Книга Все так, страница 28. Автор книги Елена Стяжкина

Разделитель для чтения книг в онлайн библиотеке

Онлайн книга «Все так»

Cтраница 28

Когда Соловьев ушел, Галечка наконец поняла, что он имел в виду. Она увидела себя. Всю. От стриженных только Тамарой Владимировной жиденьких волос, лежащих на плечах неровными засаленными прядями, до толстых, кривых ног. От лица, в котором синие глаза сливались с цветом кожи, а потому было неясно, где что начинается и где что заканчивается, губы там, например, или щеки… От короткой шеи… От формы с вшитыми подмышниками (чтобы потеть, срезать, стирать и вшивать! И сама! Как взрослая!). И до… до всего того, что у других девочек было, а у Галечки замещалось сатиновым лифчиком, наполненным ваткой для обуви.

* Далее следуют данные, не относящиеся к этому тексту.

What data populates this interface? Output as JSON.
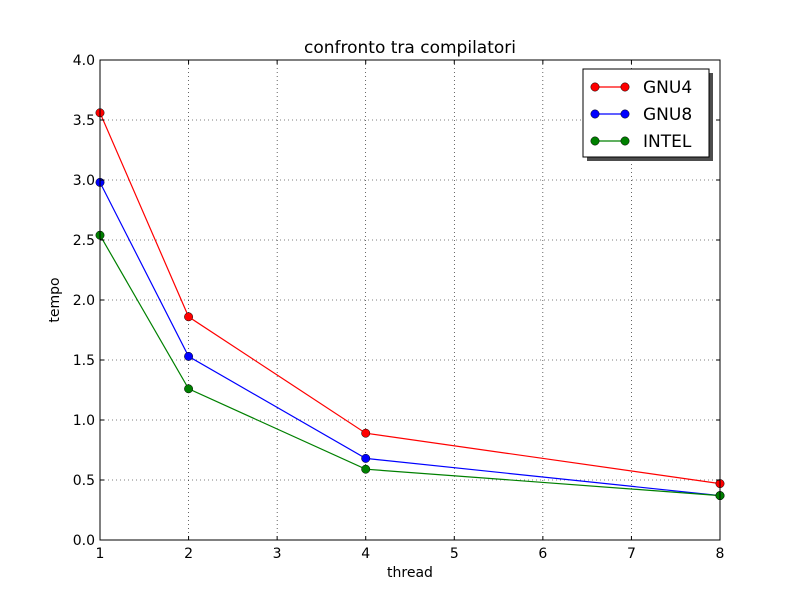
{
  "chart_data": {
    "type": "line",
    "title": "confronto tra compilatori",
    "xlabel": "thread",
    "ylabel": "tempo",
    "xlim": [
      1,
      8
    ],
    "ylim": [
      0,
      4
    ],
    "xticks": [
      1,
      2,
      3,
      4,
      5,
      6,
      7,
      8
    ],
    "xtick_labels": [
      "1",
      "2",
      "3",
      "4",
      "5",
      "6",
      "7",
      "8"
    ],
    "yticks": [
      0,
      0.5,
      1,
      1.5,
      2,
      2.5,
      3,
      3.5,
      4
    ],
    "ytick_labels": [
      "0.0",
      "0.5",
      "1.0",
      "1.5",
      "2.0",
      "2.5",
      "3.0",
      "3.5",
      "4.0"
    ],
    "grid": true,
    "legend_position": "top-right",
    "series": [
      {
        "name": "GNU4",
        "color": "#ff0000",
        "x": [
          1,
          2,
          4,
          8
        ],
        "y": [
          3.56,
          1.86,
          0.89,
          0.47
        ]
      },
      {
        "name": "GNU8",
        "color": "#0000ff",
        "x": [
          1,
          2,
          4,
          8
        ],
        "y": [
          2.98,
          1.53,
          0.68,
          0.37
        ]
      },
      {
        "name": "INTEL",
        "color": "#008000",
        "x": [
          1,
          2,
          4,
          8
        ],
        "y": [
          2.54,
          1.26,
          0.59,
          0.37
        ]
      }
    ]
  }
}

– Зачем я такая? – спросила Галечка.

– Затем же, зачем и другие! – прикрикнула на нее Тамара Владимировна. – Для эволюции, борьбы за существование и для естественного отбора!

Летом снова поехали в горочки. К полке больше не привязывали. Но и через пропасть ни в какую. Галечка осталась «на базе». Упертая как ослик. Чтобы не сказать: как осел.

В сентябре Галя нашла Гену Соловьева. ПТУ оказалось медучилищем. Медучилище – похожим на гарем.

– Я пришла извиниться, – сказала Галя. – За себя и за Тамару Владимировну.

– Сука, – сказал Гена.

– Она за меня заступалась, – не согласилась Галя.

– И?

– Как могла. До свидания… – Галя бросилась бежать. Именно бросилась. Как сдутый резиновый мяч. Гулко и не быстро.

Гена схватил ее за локоть.

– Травиться собралась?

– Как ты знаешь?

– Надо говорить «откуда»…

– Откуда? – покорно повторила она. И добавила: – Только под машину. Думаю, она сама меня собьет… Просто интересно, откуда ты-то знаешь?

Гена Соловьев пожал плечами. Он не знал как, но знал. Потом, позже одна пациентка скажет ему: «Ведьмак». И он согласится, и бросит психиатрию, дом на знаменитом шоссе и даже виллу на знаменитой набережной Средиземного моря.

Не скоро. Не теперь. Он еще успеет сменить гражданство по причине распада родины и очень насладиться всем-всем-всем. Но все-таки и очень устанет от своего знания. И пропадет.

– Будешь дура, – сказал Гена Соловьев. – Никому ничего не докажешь.

Он еще что-то хотел сказать о счастье, которое возможно, но нормальных слов не подобрал, а от книжных его тошнило еще со школы.

– Эй, – это все, что получилось из себя выдавить.

Темы школьных сочинений были очень похожи на самодонос. «Как я провел лето» и «Моя мечта».

Галечка написала, что сама на себя стучать не будет, для этого есть ябеда – староста и прочие комсомольские организации. А лето она провела замечательно. Ни разу не вышла из дому. Ела «ленинградское» мороженое и читала книжки.

Тамара Владимировна чуть не умерла в учительской прямо. Ей все очень сочувствовали и пили корвалол на брудершафт. У всех – дети. Это так понятно. Чужим себя отдаем, своим ничего не остается.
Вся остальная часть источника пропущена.